I couldn't shake it any longer. I knew her intentions were well when she said it, and she genuinely meant she hopes we discover who we are, but not yet, not right now.
I know who I am. I know a lot about myself. Not everything, but a damn good amount at 21 years old. I'm not afraid to admit that. I've been through enough over these last few years, to know that I am stronger than my weakest times. Or, according to her, some traumatic instances.
Over the last four years of my life, I've been through more than enough to know who I am. But, more specifically, this past year I have discovered more about myself than I could've ever imagined.
I have lost some of the most important people in my life. I learned that you can still love them endlessly while they're in heaven.
I had an injury that completely took out my love for life and my sport. I learned that I am still whole, even when I am broken.
I contemplated changing my major more times than I can count. I learned that I don't have to be the smartest in order to be passionate and successful.
I watched my parents marriage unfold completely, right in front of my eyes. I learned that you can't always be naive to the things that happen between people you love. You just have to accept it.
These are all things that have shaped me into who I am. They taught me that I can go through the darkest of days and still choose to smile. I still choose to have faith. I still lace up and run for pure bliss. I still go to class, even when I feel so defeated.
So, Professor, thank you. Thank you for challenging me to think how much I know about myself. It's hard for me at times to take such a strong stance and confidently say I know who I am.

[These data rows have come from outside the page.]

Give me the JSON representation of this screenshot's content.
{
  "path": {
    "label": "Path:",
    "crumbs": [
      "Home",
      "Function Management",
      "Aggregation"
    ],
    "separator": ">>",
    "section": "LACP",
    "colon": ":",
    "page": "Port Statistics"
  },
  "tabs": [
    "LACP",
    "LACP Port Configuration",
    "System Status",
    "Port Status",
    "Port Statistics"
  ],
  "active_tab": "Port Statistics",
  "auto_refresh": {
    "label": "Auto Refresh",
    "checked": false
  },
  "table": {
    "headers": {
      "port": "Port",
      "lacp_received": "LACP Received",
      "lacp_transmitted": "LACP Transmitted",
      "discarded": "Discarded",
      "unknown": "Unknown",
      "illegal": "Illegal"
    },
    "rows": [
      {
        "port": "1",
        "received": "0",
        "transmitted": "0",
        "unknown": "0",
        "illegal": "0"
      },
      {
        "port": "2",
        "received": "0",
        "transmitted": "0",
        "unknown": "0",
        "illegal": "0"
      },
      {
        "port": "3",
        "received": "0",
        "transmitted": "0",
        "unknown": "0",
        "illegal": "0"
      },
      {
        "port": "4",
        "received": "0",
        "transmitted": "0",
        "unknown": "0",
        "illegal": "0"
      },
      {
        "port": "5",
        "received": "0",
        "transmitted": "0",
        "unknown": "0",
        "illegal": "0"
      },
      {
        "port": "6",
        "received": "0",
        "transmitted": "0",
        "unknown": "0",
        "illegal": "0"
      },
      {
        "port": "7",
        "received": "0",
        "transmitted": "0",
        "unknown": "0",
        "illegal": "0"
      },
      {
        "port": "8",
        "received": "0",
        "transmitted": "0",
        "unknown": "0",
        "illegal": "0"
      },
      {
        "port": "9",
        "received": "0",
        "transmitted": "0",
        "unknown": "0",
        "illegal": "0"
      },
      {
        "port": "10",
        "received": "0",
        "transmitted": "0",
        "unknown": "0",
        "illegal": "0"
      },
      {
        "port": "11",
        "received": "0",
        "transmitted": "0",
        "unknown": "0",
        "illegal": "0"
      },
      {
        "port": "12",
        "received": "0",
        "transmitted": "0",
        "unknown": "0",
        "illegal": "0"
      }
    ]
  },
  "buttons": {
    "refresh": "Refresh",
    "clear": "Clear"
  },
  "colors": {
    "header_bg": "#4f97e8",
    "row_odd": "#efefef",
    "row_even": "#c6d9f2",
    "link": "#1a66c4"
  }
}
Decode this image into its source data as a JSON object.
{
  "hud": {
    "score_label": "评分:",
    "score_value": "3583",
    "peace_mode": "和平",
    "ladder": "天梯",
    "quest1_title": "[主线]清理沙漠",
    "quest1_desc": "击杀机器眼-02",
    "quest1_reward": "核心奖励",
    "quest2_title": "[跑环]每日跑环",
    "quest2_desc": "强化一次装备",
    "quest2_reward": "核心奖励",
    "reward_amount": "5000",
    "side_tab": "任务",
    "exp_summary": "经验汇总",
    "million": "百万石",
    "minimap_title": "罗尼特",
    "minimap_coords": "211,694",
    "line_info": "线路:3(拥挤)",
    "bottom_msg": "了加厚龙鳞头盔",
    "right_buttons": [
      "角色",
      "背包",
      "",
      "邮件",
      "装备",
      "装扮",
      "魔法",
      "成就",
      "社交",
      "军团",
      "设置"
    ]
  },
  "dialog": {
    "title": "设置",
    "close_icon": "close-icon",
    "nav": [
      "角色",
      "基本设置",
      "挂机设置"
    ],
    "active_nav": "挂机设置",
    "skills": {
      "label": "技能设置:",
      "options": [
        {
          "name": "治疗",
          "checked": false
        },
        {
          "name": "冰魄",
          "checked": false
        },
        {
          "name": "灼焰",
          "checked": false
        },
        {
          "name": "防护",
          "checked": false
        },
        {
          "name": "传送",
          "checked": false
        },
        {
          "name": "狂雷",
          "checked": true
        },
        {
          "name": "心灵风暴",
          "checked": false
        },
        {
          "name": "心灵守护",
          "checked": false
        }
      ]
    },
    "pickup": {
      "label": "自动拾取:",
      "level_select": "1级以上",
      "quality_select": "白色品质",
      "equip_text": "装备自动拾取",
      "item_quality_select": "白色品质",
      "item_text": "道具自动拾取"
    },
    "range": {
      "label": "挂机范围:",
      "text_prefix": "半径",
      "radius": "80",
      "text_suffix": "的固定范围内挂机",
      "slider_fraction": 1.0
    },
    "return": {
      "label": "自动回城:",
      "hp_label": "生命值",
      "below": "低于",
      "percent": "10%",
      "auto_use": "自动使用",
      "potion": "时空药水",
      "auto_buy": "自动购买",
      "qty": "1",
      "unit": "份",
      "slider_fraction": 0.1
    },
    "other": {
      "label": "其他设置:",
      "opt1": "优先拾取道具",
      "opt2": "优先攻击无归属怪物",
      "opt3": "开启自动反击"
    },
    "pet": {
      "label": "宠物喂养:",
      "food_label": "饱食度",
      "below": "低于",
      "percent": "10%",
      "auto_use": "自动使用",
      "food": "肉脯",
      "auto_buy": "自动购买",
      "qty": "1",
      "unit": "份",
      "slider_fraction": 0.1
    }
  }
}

In today's society, millennials struggle more now than ever before. We have people from each and every direction pressuring us to graduate "on time", or to find a job that "pays well", or to look a certain way to fit the mold of what's "desirable" and "deserving of love".
Yet, we're expected to ignore all these things that are shaping us into the mentally drained young adults we are. To me, it just doesn't make sense that people are still saying that we don't know much about the world. Maybe we don't know that much about your world, but our world is worsening by the minute.
We're competing for jobs right out of college that are deeming for more experience. We are working towards a degree while juggling health, happiness, a job, and social life. I know people reading this are thinking "Oh, boo hoo."
Unless you've been in our shoes, you don't understand this pressure of constantly trying to be perfect, successful, and respected.
But I will never be embarrassed of my hardships or try to hide them. I won't stop writing about them. I won't let them stop fueling my desire for my future.
I love being able to tell so many people what I want to do for the rest of my life, and why. But if I didn't know who I was, or what I stood for, I wouldn't be so passionate about my future of helping others with their struggles. It allowed me at 15 to know what I wanted to be for the rest of my life.
I know I still have a lot to learn. By no means do I think I know everything, and at times, it's okay to be naive. It's good not to have everything figured out, but I refuse to admit that I don't know who I am. The next few years, I'm sure, will bring lots of hardships, but they will only make me stronger.
For that matter, more poised in who I'm becoming.